Amazing Trigonometry_1

For $\triangle ABC$ , $\tan A + \tan B + \tan C = \tan A \tan B \tan C$ , $\implies \cot A\cot B + \cot B \cot C + \cot C \cot A = 1$ . Now we have:

$\begin{aligned} \cot A + \cot B + \cot C & = \sqrt 3 & \small \color{#3D99F6} \text{Squaring both sides} \\ \cot^2 A + \cot^2 B + \cot^2 C + 2({\color{#3D99F6}\cot A\cot B + \cot B \cot C + \cot C \cot A}) & = 3 \\ \cot^2 A + \cot^2 B + \cot^2 C + 2({\color{#3D99F6}1}) & = 3 \\ \cot^2 A + \cot^2 B + \cot^2 C & = \color{#3D99F6} 1 \\ \cot^2 A + \cot^2 B + \cot^2 C & = \color{#3D99F6} \cot A\cot B + \cot B \cot C + \cot C \cot A \end{aligned}$

The last equation above is satisfied when $A=B=C$ , hence $\triangle ABC$ is an equilateral triangle .

Let's use $\cot { A }$ = $\sqrt{3}/3$ , it appears to be fitting. The previous is also $1/\sqrt{3}$ rationalized, so we draw a triangle and see that the $1$ must be the adjacent side of the angle, and $\sqrt{3}$ the opposite side of the angle $cot A$ . By the Pythagorean theorem, the hypotenuse is 2 and with this we know that the angle $A$ is $60 degrees$ OR $\pi/3$ .

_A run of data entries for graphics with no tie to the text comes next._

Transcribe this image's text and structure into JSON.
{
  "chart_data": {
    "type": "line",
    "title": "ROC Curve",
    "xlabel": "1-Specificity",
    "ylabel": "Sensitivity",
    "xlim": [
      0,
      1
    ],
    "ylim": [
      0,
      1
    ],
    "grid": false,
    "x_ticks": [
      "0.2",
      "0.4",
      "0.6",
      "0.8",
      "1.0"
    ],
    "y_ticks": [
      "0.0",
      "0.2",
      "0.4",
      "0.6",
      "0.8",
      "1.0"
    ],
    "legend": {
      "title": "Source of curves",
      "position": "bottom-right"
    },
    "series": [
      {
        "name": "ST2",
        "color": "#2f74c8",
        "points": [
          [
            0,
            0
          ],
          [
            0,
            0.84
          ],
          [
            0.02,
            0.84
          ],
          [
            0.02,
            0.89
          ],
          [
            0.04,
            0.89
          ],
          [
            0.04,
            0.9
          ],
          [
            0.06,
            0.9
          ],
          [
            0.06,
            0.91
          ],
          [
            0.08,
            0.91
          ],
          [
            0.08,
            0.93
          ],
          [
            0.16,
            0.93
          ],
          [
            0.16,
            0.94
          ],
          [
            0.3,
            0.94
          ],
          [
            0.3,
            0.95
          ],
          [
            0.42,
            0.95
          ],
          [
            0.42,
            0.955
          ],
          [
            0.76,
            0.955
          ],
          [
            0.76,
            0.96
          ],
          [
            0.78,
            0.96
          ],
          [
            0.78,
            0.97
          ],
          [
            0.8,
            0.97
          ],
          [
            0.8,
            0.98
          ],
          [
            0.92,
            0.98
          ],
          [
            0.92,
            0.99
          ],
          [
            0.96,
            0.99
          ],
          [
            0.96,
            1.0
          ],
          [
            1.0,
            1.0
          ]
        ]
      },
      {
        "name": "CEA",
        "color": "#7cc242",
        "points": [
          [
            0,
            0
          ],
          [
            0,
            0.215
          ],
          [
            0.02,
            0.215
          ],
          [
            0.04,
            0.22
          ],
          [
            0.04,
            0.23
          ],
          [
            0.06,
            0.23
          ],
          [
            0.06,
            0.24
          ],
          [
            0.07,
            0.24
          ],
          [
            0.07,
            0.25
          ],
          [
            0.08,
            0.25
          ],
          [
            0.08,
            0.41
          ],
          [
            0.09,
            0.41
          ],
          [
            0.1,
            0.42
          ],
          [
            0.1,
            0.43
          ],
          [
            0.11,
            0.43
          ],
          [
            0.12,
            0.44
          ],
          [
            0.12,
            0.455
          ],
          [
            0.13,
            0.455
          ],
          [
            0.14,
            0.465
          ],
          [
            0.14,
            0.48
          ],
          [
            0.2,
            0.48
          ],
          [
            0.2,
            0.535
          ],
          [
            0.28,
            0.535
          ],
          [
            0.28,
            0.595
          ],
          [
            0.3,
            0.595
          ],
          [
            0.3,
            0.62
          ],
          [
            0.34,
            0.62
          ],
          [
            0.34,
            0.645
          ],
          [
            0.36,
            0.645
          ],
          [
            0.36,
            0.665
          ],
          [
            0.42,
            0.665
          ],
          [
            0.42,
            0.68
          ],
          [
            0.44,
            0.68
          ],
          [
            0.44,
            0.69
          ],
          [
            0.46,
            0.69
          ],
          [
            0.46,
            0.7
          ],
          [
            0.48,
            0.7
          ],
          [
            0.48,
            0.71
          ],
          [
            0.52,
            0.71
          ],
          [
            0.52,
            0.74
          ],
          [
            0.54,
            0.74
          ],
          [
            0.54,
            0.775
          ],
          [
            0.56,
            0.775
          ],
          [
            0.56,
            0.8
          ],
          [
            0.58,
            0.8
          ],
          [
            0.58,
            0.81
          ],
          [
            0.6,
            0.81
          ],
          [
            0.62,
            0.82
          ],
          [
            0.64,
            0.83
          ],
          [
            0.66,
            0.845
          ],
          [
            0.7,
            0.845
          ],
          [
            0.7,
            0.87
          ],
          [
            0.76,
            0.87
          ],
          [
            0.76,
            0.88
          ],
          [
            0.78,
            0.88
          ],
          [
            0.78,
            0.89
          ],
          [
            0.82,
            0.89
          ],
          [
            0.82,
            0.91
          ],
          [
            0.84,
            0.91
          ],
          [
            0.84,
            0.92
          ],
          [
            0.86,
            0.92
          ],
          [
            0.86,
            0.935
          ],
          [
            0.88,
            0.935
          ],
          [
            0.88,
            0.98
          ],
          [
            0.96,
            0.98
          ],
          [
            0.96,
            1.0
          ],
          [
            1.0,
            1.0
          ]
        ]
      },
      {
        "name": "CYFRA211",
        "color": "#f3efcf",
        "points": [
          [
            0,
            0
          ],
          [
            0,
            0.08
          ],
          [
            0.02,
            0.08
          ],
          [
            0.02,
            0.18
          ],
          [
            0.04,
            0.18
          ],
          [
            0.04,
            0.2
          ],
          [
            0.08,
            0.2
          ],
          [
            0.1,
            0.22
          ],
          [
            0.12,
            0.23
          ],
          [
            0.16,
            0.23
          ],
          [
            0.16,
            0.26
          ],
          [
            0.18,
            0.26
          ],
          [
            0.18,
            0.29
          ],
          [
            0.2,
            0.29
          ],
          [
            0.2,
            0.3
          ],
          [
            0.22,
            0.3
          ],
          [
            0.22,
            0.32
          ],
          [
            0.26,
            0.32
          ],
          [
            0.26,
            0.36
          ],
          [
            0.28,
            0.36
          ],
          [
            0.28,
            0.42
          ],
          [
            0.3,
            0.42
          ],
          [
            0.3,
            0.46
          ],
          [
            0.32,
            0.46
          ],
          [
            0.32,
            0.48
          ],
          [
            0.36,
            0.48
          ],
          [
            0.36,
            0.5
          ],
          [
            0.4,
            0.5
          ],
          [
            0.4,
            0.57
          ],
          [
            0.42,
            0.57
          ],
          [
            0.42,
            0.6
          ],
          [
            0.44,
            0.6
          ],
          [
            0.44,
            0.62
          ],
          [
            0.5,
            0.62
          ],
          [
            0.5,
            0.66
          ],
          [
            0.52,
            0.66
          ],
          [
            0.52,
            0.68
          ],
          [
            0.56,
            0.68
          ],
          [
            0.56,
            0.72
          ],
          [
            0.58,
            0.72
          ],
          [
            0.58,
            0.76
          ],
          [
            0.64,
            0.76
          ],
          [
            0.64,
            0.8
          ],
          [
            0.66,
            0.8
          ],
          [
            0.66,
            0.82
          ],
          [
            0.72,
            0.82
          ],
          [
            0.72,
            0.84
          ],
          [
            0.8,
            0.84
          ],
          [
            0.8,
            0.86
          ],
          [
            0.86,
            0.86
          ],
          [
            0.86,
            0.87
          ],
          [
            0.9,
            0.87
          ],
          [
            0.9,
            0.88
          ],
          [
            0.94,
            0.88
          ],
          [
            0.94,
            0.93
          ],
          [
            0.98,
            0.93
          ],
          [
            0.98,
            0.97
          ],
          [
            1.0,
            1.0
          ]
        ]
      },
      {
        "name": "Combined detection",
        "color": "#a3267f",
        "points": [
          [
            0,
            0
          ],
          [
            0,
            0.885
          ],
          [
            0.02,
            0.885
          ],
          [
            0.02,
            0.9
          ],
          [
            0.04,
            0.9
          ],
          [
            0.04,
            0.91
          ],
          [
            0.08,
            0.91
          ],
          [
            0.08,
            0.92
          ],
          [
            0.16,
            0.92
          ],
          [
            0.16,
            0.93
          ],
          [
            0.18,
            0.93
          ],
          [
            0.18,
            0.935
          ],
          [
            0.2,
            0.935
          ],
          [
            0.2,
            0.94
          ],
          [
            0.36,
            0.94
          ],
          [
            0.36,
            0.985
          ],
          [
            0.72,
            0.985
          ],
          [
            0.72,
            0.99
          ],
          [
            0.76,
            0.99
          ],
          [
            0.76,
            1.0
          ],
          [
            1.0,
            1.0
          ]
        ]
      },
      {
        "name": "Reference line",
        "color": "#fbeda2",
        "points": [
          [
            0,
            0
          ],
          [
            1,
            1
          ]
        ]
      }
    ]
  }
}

So, if a triangle has the angles $A,B,C$ each of equal length, $\pi/3$ in this case, then it is equilateral

Given $\cot { A } +\cot { B } +\cot { C }$ = $\sqrt { 3}$

OkaY now since the A,B,C are the angles of a triangle so the sum of angle of any triangle is equal to 180°

$\tan {(A+B+C)} = 0$

Therefore ,

$\tan{A} + \tan{B} + \tan{C} = \tan {A} \times \tan{B} \times \tan{C}$

We came to this result by using the formula $\tan{(A+B+C)} =\frac { \tan{A} + \tan{B} + \tan{C} - \tan {A} \times \tan{B} \times \tan{C} }{1- (\tan{A} \times \tan{B} \times \tan{C)} }$

Now , Dividing by $\tan{A} \times \tan{B} \times \tan{C}$ Both sides of equation $\tan{A} + \tan{B} + \tan{C} = \tan {A} \times \tan{B} \times \tan{C}$ We get $(\cot{A} \times \cot{B} )+( \cot {B} \times \cot{C}) + (\cot{C} \times \cot{A}) =1$

Squaring both sides of the equation

$\cot { A } +\cot { B } +\cot { C }$ = $\sqrt { 3}$ We get $\cot^2{A} + \cot^2{B} + \cot^2{C} + 2 \times ((\cot{A} \times \cot{B} )+( \cot {B} \times \cot{C}) + (\cot{C} \times \cot{A})) = 3$

Therefore , $\cot^2{A} + \cot^2{B} + \cot^2{C} =1$

Now using the inequality , $(x^2 + y^2 + z^2) \geq (xy + yz + zx)$

Now multiplying both sides by two and adding $x^2 + y^2 + z^2$

We get

$3(x^2 + y^2 + z^2) \geq (x+y+z)^2$

Substitute $x=\cot{A}$

, $y =\cot{B}$

and $z= \cot{C}$

We get $3(\cot^2{A} + \cot^2{B}+ \cot^2{C}) \geq (\cot{A}+ \cot{B} +\cot{C} )^2$

As we substitute the values of $(\cot^2{A} + \cot^2{B}+ \cot^2{C})$

and $\cot{A}+ \cot{B} +\cot{C}$

We get to know that the equality holds ,

This implies

$\cot{A} = \cot{B} = \cot{C}$

Therefore we get ,

$A= B = C = \frac {π}{3}$

So the answer is equilateral triangle.

P.S : Please share your ideas about representing the answer.

Bonus : Prove the inequality that I have used.